Funding: Other authors of the study include Olena Kolumba, Jakub Mlejnek and Shadi Jafari. This research was supported by the National Institutes of Health (R01-DC020203, T32-DC015994), the National Science Foundation Industry-University Research Center for Arthropod Management Technologies (#IIP1821914), and the Human Frontier Science Program (LT000010/2020-L).
About these new developments in neuroscience and genetics
Author: Rachel Harrison
Source: NYU
Contact: Rachel Harrison – NYU
Picture: Image is credited to Neuroscience News
Original Research: Open access.
“Orco-dependent survival of odorant receptor neurons in ants” by Bogdan Sieriebriennikov et al. Scientific advances
Abstract
Orco-dependent survival of odorant receptor neurons in ants
Olfaction is essential for the complex social behavior of insects. In order to distinguish complex social cues, ants have evolved an extended number odorant receptor (Or) genes.
Mutations in the obligate odorant co-receptor gene orc lead to loss of ~80% of antennal lobe glomeruli in jumping ants Harpegnathos saltator. However, the cellular mechanism remains unclear.

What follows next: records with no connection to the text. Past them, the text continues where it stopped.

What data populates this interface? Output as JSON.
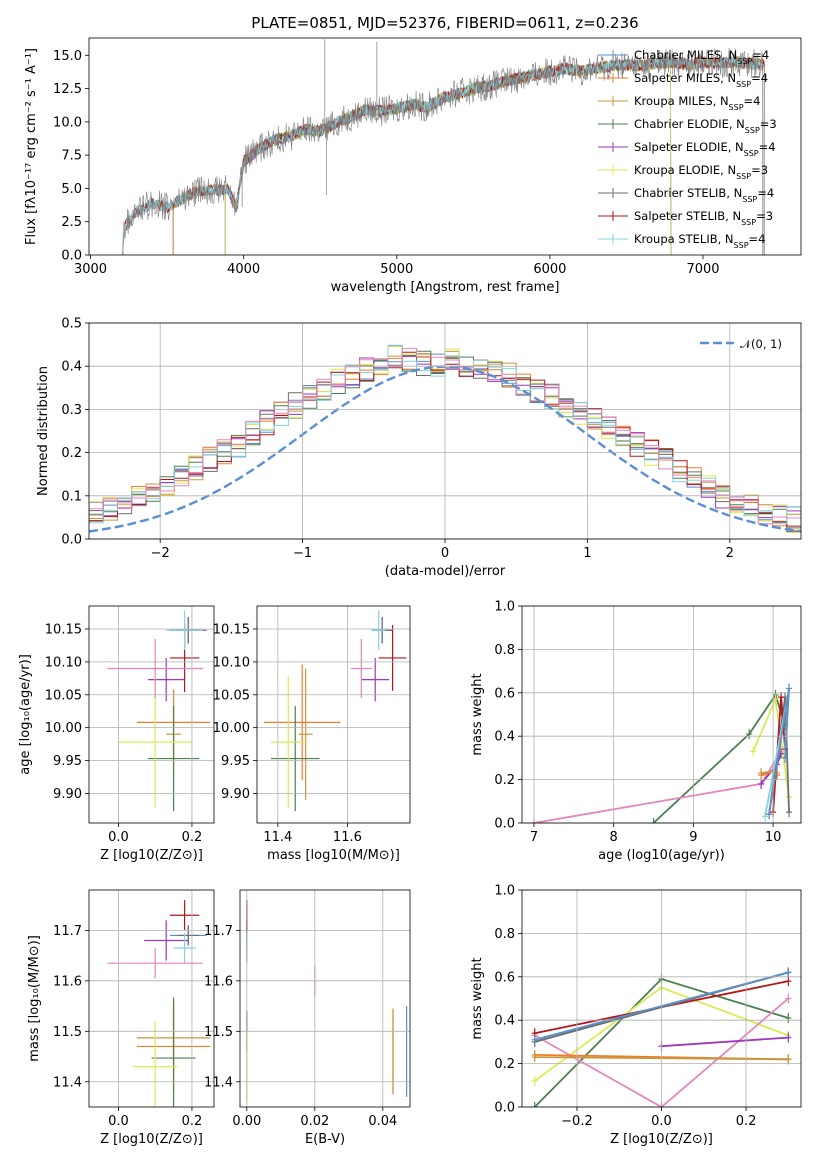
{
  "figure": {
    "title": "PLATE=0851, MJD=52376, FIBERID=0611, z=0.236",
    "colors": {
      "Chabrier MILES": "#5b8fc9",
      "Salpeter MILES": "#ee7d2c",
      "Kroupa MILES": "#c8963c",
      "Chabrier ELODIE": "#4d7f52",
      "Salpeter ELODIE": "#9b39b8",
      "Kroupa ELODIE": "#dcea55",
      "Chabrier STELIB": "#6e6e6e",
      "Salpeter STELIB": "#b5161b",
      "Kroupa STELIB": "#84d4e0",
      "extra_pink": "#e685bd",
      "normal": "#5b8fd3"
    }
  },
  "chart_data": [
    {
      "id": "spectrum",
      "type": "line",
      "xlabel": "wavelength [Angstrom, rest frame]",
      "ylabel": "Flux [f_λ 10^-17 erg cm^-2 s^-1 A^-1]",
      "xlim": [
        2990,
        7640
      ],
      "ylim": [
        0,
        16.3
      ],
      "xticks": [
        3000,
        4000,
        5000,
        6000,
        7000
      ],
      "yticks": [
        0.0,
        2.5,
        5.0,
        7.5,
        10.0,
        12.5,
        15.0
      ],
      "legend_position": "top-right",
      "legend": [
        {
          "name": "Chabrier MILES",
          "nssp": "4"
        },
        {
          "name": "Salpeter MILES",
          "nssp": "4"
        },
        {
          "name": "Kroupa MILES",
          "nssp": "4"
        },
        {
          "name": "Chabrier ELODIE",
          "nssp": "3"
        },
        {
          "name": "Salpeter ELODIE",
          "nssp": "4"
        },
        {
          "name": "Kroupa ELODIE",
          "nssp": "3"
        },
        {
          "name": "Chabrier STELIB",
          "nssp": "4"
        },
        {
          "name": "Salpeter STELIB",
          "nssp": "3"
        },
        {
          "name": "Kroupa STELIB",
          "nssp": "4"
        }
      ],
      "data_continuum": [
        [
          3210,
          0.0
        ],
        [
          3220,
          2.1
        ],
        [
          3300,
          3.2
        ],
        [
          3400,
          3.9
        ],
        [
          3500,
          3.6
        ],
        [
          3600,
          4.2
        ],
        [
          3700,
          4.8
        ],
        [
          3800,
          4.9
        ],
        [
          3900,
          4.9
        ],
        [
          3950,
          3.6
        ],
        [
          4000,
          7.0
        ],
        [
          4100,
          8.0
        ],
        [
          4200,
          8.6
        ],
        [
          4300,
          8.9
        ],
        [
          4400,
          9.4
        ],
        [
          4500,
          9.3
        ],
        [
          4600,
          9.9
        ],
        [
          4700,
          10.4
        ],
        [
          4800,
          10.9
        ],
        [
          4900,
          10.8
        ],
        [
          5000,
          11.0
        ],
        [
          5100,
          11.3
        ],
        [
          5200,
          11.1
        ],
        [
          5300,
          11.8
        ],
        [
          5400,
          12.1
        ],
        [
          5500,
          12.5
        ],
        [
          5600,
          12.7
        ],
        [
          5700,
          13.0
        ],
        [
          5800,
          13.3
        ],
        [
          5900,
          13.5
        ],
        [
          6000,
          13.8
        ],
        [
          6100,
          14.0
        ],
        [
          6200,
          13.8
        ],
        [
          6300,
          14.0
        ],
        [
          6400,
          14.2
        ],
        [
          6500,
          14.3
        ],
        [
          6600,
          14.2
        ],
        [
          6700,
          14.4
        ],
        [
          6800,
          14.5
        ],
        [
          6900,
          14.3
        ],
        [
          7000,
          14.5
        ],
        [
          7100,
          14.4
        ],
        [
          7200,
          14.5
        ],
        [
          7300,
          14.4
        ],
        [
          7390,
          14.3
        ]
      ],
      "model_starts": {
        "MILES": 3540,
        "ELODIE": 3880,
        "STELIB": 3210
      },
      "model_ends": {
        "MILES": 7400,
        "ELODIE": 6790,
        "STELIB": 7400
      }
    },
    {
      "id": "residuals",
      "type": "bar",
      "xlabel": "(data-model)/error",
      "ylabel": "Normed distribution",
      "xlim": [
        -2.5,
        2.5
      ],
      "ylim": [
        0,
        0.5
      ],
      "xticks": [
        -2,
        -1,
        0,
        1,
        2
      ],
      "yticks": [
        0.0,
        0.1,
        0.2,
        0.3,
        0.4,
        0.5
      ],
      "grid": true,
      "legend_position": "top-right",
      "legend": [
        "𝒩(0, 1)"
      ],
      "bin_edges_step": 0.1,
      "hist_envelope": [
        0.025,
        0.03,
        0.04,
        0.045,
        0.055,
        0.06,
        0.07,
        0.085,
        0.1,
        0.115,
        0.13,
        0.15,
        0.165,
        0.185,
        0.2,
        0.22,
        0.245,
        0.27,
        0.29,
        0.31,
        0.33,
        0.35,
        0.365,
        0.38,
        0.395,
        0.41,
        0.42,
        0.415,
        0.405,
        0.4,
        0.41,
        0.405,
        0.4,
        0.39,
        0.38,
        0.36,
        0.345,
        0.33,
        0.31,
        0.29,
        0.275,
        0.26,
        0.24,
        0.22,
        0.2,
        0.18,
        0.16,
        0.14,
        0.12,
        0.1,
        0.09,
        0.075,
        0.065,
        0.055,
        0.045,
        0.04,
        0.035,
        0.03,
        0.027,
        0.025
      ]
    },
    {
      "id": "age-vs-Z",
      "type": "scatter",
      "xlabel": "Z [log10(Z/Z⊙)]",
      "ylabel": "age [log10(age/yr)]",
      "xlim": [
        -0.08,
        0.26
      ],
      "ylim": [
        9.855,
        10.185
      ],
      "xticks": [
        0.0,
        0.2
      ],
      "yticks": [
        9.9,
        9.95,
        10.0,
        10.05,
        10.1,
        10.15
      ],
      "points": [
        {
          "series": "Chabrier MILES",
          "x": 0.19,
          "y": 10.148,
          "xerr": 0.03,
          "yerr": 0.02
        },
        {
          "series": "Salpeter MILES",
          "x": 0.15,
          "y": 10.008,
          "xerr": 0.1,
          "yerr": 0.05
        },
        {
          "series": "Kroupa MILES",
          "x": 0.15,
          "y": 9.99,
          "xerr": 0.02,
          "yerr": 0.06
        },
        {
          "series": "Chabrier ELODIE",
          "x": 0.15,
          "y": 9.953,
          "xerr": 0.07,
          "yerr": 0.08
        },
        {
          "series": "Salpeter ELODIE",
          "x": 0.13,
          "y": 10.073,
          "xerr": 0.05,
          "yerr": 0.033
        },
        {
          "series": "Kroupa ELODIE",
          "x": 0.1,
          "y": 9.978,
          "xerr": 0.1,
          "yerr": 0.1
        },
        {
          "series": "Chabrier STELIB",
          "x": 0.19,
          "y": 10.148,
          "xerr": 0.05,
          "yerr": 0.02
        },
        {
          "series": "Salpeter STELIB",
          "x": 0.18,
          "y": 10.106,
          "xerr": 0.04,
          "yerr": 0.052
        },
        {
          "series": "Kroupa STELIB",
          "x": 0.18,
          "y": 10.148,
          "xerr": 0.05,
          "yerr": 0.03
        },
        {
          "series": "extra_pink",
          "x": 0.1,
          "y": 10.09,
          "xerr": 0.13,
          "yerr": 0.045
        }
      ]
    },
    {
      "id": "age-vs-mass",
      "type": "scatter",
      "xlabel": "mass [log10(M/M⊙)]",
      "ylabel": "",
      "xlim": [
        11.34,
        11.78
      ],
      "ylim": [
        9.855,
        10.185
      ],
      "xticks": [
        11.4,
        11.6
      ],
      "yticks": [
        9.9,
        9.95,
        10.0,
        10.05,
        10.1,
        10.15
      ],
      "points": [
        {
          "series": "Chabrier MILES",
          "x": 11.7,
          "y": 10.148,
          "xerr": 0.03,
          "yerr": 0.02
        },
        {
          "series": "Salpeter MILES",
          "x": 11.47,
          "y": 10.008,
          "xerr": 0.11,
          "yerr": 0.088
        },
        {
          "series": "Kroupa MILES",
          "x": 11.48,
          "y": 9.99,
          "xerr": 0.02,
          "yerr": 0.1
        },
        {
          "series": "Chabrier ELODIE",
          "x": 11.45,
          "y": 9.953,
          "xerr": 0.07,
          "yerr": 0.08
        },
        {
          "series": "Salpeter ELODIE",
          "x": 11.68,
          "y": 10.073,
          "xerr": 0.04,
          "yerr": 0.033
        },
        {
          "series": "Kroupa ELODIE",
          "x": 11.43,
          "y": 9.978,
          "xerr": 0.05,
          "yerr": 0.1
        },
        {
          "series": "Chabrier STELIB",
          "x": 11.7,
          "y": 10.148,
          "xerr": 0.03,
          "yerr": 0.02
        },
        {
          "series": "Salpeter STELIB",
          "x": 11.73,
          "y": 10.106,
          "xerr": 0.04,
          "yerr": 0.05
        },
        {
          "series": "Kroupa STELIB",
          "x": 11.69,
          "y": 10.148,
          "xerr": 0.02,
          "yerr": 0.03
        },
        {
          "series": "extra_pink",
          "x": 11.64,
          "y": 10.09,
          "xerr": 0.03,
          "yerr": 0.045
        }
      ]
    },
    {
      "id": "weight-vs-age",
      "type": "line",
      "xlabel": "age (log10(age/yr))",
      "ylabel": "mass weight",
      "xlim": [
        6.85,
        10.35
      ],
      "ylim": [
        0,
        1.0
      ],
      "xticks": [
        7,
        8,
        9,
        10
      ],
      "yticks": [
        0.0,
        0.2,
        0.4,
        0.6,
        0.8,
        1.0
      ],
      "grid": true,
      "series": [
        {
          "name": "Chabrier ELODIE",
          "points": [
            [
              8.5,
              0.0
            ],
            [
              9.7,
              0.41
            ],
            [
              10.03,
              0.59
            ],
            [
              10.15,
              0.45
            ]
          ]
        },
        {
          "name": "extra_pink",
          "points": [
            [
              7.0,
              0.0
            ],
            [
              9.85,
              0.18
            ],
            [
              10.1,
              0.33
            ]
          ]
        },
        {
          "name": "Kroupa ELODIE",
          "points": [
            [
              9.75,
              0.33
            ],
            [
              10.03,
              0.57
            ],
            [
              10.2,
              0.12
            ]
          ]
        },
        {
          "name": "Salpeter ELODIE",
          "points": [
            [
              9.85,
              0.18
            ],
            [
              10.05,
              0.27
            ],
            [
              10.1,
              0.32
            ]
          ]
        },
        {
          "name": "Salpeter MILES",
          "points": [
            [
              9.85,
              0.22
            ],
            [
              10.02,
              0.24
            ],
            [
              10.05,
              0.23
            ]
          ]
        },
        {
          "name": "Kroupa MILES",
          "points": [
            [
              9.85,
              0.23
            ],
            [
              10.02,
              0.24
            ],
            [
              10.05,
              0.22
            ]
          ]
        },
        {
          "name": "Chabrier STELIB",
          "points": [
            [
              9.95,
              0.04
            ],
            [
              10.15,
              0.58
            ],
            [
              10.2,
              0.05
            ]
          ]
        },
        {
          "name": "Salpeter STELIB",
          "points": [
            [
              10.0,
              0.05
            ],
            [
              10.1,
              0.58
            ],
            [
              10.15,
              0.34
            ]
          ]
        },
        {
          "name": "Kroupa STELIB",
          "points": [
            [
              9.9,
              0.03
            ],
            [
              10.2,
              0.62
            ],
            [
              10.15,
              0.35
            ]
          ]
        },
        {
          "name": "Chabrier MILES",
          "points": [
            [
              9.95,
              0.04
            ],
            [
              10.2,
              0.62
            ],
            [
              10.15,
              0.3
            ]
          ]
        }
      ]
    },
    {
      "id": "mass-vs-Z",
      "type": "scatter",
      "xlabel": "Z [log10(Z/Z⊙)]",
      "ylabel": "mass [log10(M/M⊙)]",
      "xlim": [
        -0.08,
        0.26
      ],
      "ylim": [
        11.35,
        11.78
      ],
      "xticks": [
        0.0,
        0.2
      ],
      "yticks": [
        11.4,
        11.5,
        11.6,
        11.7
      ],
      "points": [
        {
          "series": "Chabrier MILES",
          "x": 0.19,
          "y": 11.69,
          "xerr": 0.05,
          "yerr": 0.02
        },
        {
          "series": "Salpeter MILES",
          "x": 0.15,
          "y": 11.47,
          "xerr": 0.1,
          "yerr": 0.09
        },
        {
          "series": "Kroupa MILES",
          "x": 0.15,
          "y": 11.487,
          "xerr": 0.1,
          "yerr": 0.07
        },
        {
          "series": "Chabrier ELODIE",
          "x": 0.15,
          "y": 11.447,
          "xerr": 0.06,
          "yerr": 0.12
        },
        {
          "series": "Salpeter ELODIE",
          "x": 0.13,
          "y": 11.68,
          "xerr": 0.06,
          "yerr": 0.04
        },
        {
          "series": "Kroupa ELODIE",
          "x": 0.1,
          "y": 11.43,
          "xerr": 0.06,
          "yerr": 0.09
        },
        {
          "series": "Chabrier STELIB",
          "x": 0.19,
          "y": 11.69,
          "xerr": 0.03,
          "yerr": 0.02
        },
        {
          "series": "Salpeter STELIB",
          "x": 0.18,
          "y": 11.73,
          "xerr": 0.04,
          "yerr": 0.03
        },
        {
          "series": "Kroupa STELIB",
          "x": 0.18,
          "y": 11.665,
          "xerr": 0.03,
          "yerr": 0.03
        },
        {
          "series": "extra_pink",
          "x": 0.1,
          "y": 11.635,
          "xerr": 0.13,
          "yerr": 0.03
        }
      ]
    },
    {
      "id": "mass-vs-EBV",
      "type": "scatter",
      "xlabel": "E(B-V)",
      "ylabel": "",
      "xlim": [
        -0.002,
        0.048
      ],
      "ylim": [
        11.35,
        11.78
      ],
      "xticks": [
        0.0,
        0.02,
        0.04
      ],
      "yticks": [
        11.4,
        11.5,
        11.6,
        11.7
      ],
      "points": [
        {
          "series": "Chabrier MILES",
          "x": 0.047,
          "y": 11.46,
          "xerr": 0,
          "yerr": 0.09
        },
        {
          "series": "Salpeter MILES",
          "x": 0.043,
          "y": 11.46,
          "xerr": 0,
          "yerr": 0.085
        },
        {
          "series": "Kroupa MILES",
          "x": 0.043,
          "y": 11.46,
          "xerr": 0,
          "yerr": 0.08
        },
        {
          "series": "Chabrier ELODIE",
          "x": 0.0,
          "y": 11.5,
          "xerr": 0,
          "yerr": 0.04
        },
        {
          "series": "Salpeter ELODIE",
          "x": 0.0,
          "y": 11.68,
          "xerr": 0,
          "yerr": 0.04
        },
        {
          "series": "Kroupa ELODIE",
          "x": 0.0,
          "y": 11.43,
          "xerr": 0,
          "yerr": 0.07
        },
        {
          "series": "Chabrier STELIB",
          "x": 0.0,
          "y": 11.69,
          "xerr": 0,
          "yerr": 0.02
        },
        {
          "series": "Salpeter STELIB",
          "x": 0.0,
          "y": 11.73,
          "xerr": 0,
          "yerr": 0.03
        },
        {
          "series": "Kroupa STELIB",
          "x": 0.0,
          "y": 11.665,
          "xerr": 0,
          "yerr": 0.03
        },
        {
          "series": "extra_pink",
          "x": 0.02,
          "y": 11.6,
          "xerr": 0,
          "yerr": 0.03
        }
      ]
    },
    {
      "id": "weight-vs-Z",
      "type": "line",
      "xlabel": "Z [log10(Z/Z⊙)]",
      "ylabel": "mass weight",
      "xlim": [
        -0.33,
        0.33
      ],
      "ylim": [
        0,
        1.0
      ],
      "xticks": [
        -0.2,
        0.0,
        0.2
      ],
      "yticks": [
        0.0,
        0.2,
        0.4,
        0.6,
        0.8,
        1.0
      ],
      "grid": true,
      "series": [
        {
          "name": "Chabrier ELODIE",
          "points": [
            [
              -0.3,
              0.0
            ],
            [
              0.0,
              0.59
            ],
            [
              0.3,
              0.41
            ]
          ]
        },
        {
          "name": "Kroupa ELODIE",
          "points": [
            [
              -0.3,
              0.12
            ],
            [
              0.0,
              0.55
            ],
            [
              0.3,
              0.33
            ]
          ]
        },
        {
          "name": "extra_pink",
          "points": [
            [
              -0.3,
              0.33
            ],
            [
              0.0,
              0.0
            ],
            [
              0.3,
              0.5
            ]
          ]
        },
        {
          "name": "Salpeter ELODIE",
          "points": [
            [
              0.0,
              0.28
            ],
            [
              0.3,
              0.32
            ]
          ]
        },
        {
          "name": "Salpeter MILES",
          "points": [
            [
              -0.3,
              0.24
            ],
            [
              0.3,
              0.22
            ]
          ]
        },
        {
          "name": "Kroupa MILES",
          "points": [
            [
              -0.3,
              0.23
            ],
            [
              0.3,
              0.22
            ]
          ]
        },
        {
          "name": "Salpeter STELIB",
          "points": [
            [
              -0.3,
              0.34
            ],
            [
              0.3,
              0.58
            ]
          ]
        },
        {
          "name": "Kroupa STELIB",
          "points": [
            [
              -0.3,
              0.3
            ],
            [
              0.3,
              0.62
            ]
          ]
        },
        {
          "name": "Chabrier STELIB",
          "points": [
            [
              -0.3,
              0.3
            ],
            [
              0.3,
              0.62
            ]
          ]
        },
        {
          "name": "Chabrier MILES",
          "points": [
            [
              -0.3,
              0.31
            ],
            [
              0.3,
              0.62
            ]
          ]
        }
      ]
    }
  ]
}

Here, we demonstrate massive apoptosis of odorant receptor neurons (ORNs) at mid- to late stages of pupal development, likely due to ER stress in the absence of Orco.
Further bulk and single-nuclear transcriptome analysis shows that although the majority orc-expressing ORN dies orc mutants, a small fraction of them survive: They express ionotropic receptor (Ir) genes that form IR complexes.
Moreover, we found that some Or genes are expressed in mechanosensory neurons and non-neuronal cells, likely due to leaky regulation from nearbyOr genes.
Our findings provide a comprehensive overview of ORN development and Or expression in H. saltator.